Description of problem:
Background: This upgrade included adding octavia. Initially this failure was due to a template issue with the public endpoint TLS configuration (missing tls-endpoints-public-dns.yaml environment file). This caused the failure during WorkflowTasks_Step5_Execution because the public endpoints were not correctly defined and the octavia amphora image upload failed. However, after resolving the endpoint issue, subsequent converge deployments fail/hang on this WorkflowTasks_Step5_Execution resource. The mistral workflow associated with this resource never gets re-executed (mistral: tripleo.octavia_post.v1.octavia_post_deploy).

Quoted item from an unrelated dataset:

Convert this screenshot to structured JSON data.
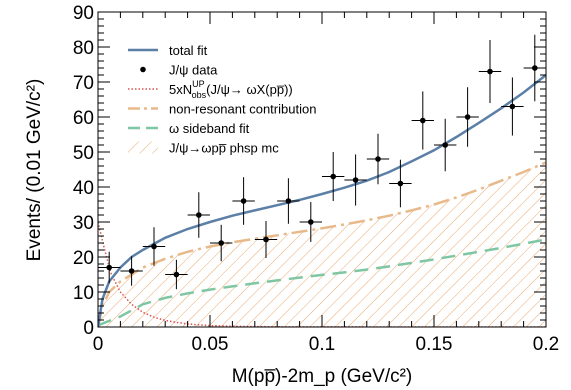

I can reproduce the initial failure in a lab; however, once I resolve the template issue the deployment will complete successfully. The issue seems to be isolated to this environment.
I will provide additional details and logs in a private comment.
My thoughts on how to proceed (looking for feedback here):
- backup the heat database on the undercloud.
- delete the AllNodesDeploySteps nested stack and mark the resource as unhealthy
heat stack-delete <uuid_for_AllNodesDeploySteps_nested_stack>
heat resource-mark-unhealthy overcloud <uuid_for_AllNodesDeploySteps_nested_stack>
- run the upgrade converge step again.
This was resolved by restarting heat-engine on the overcloud. Sorry for the noise.
I mean restarting heat-engine on the undercloud :)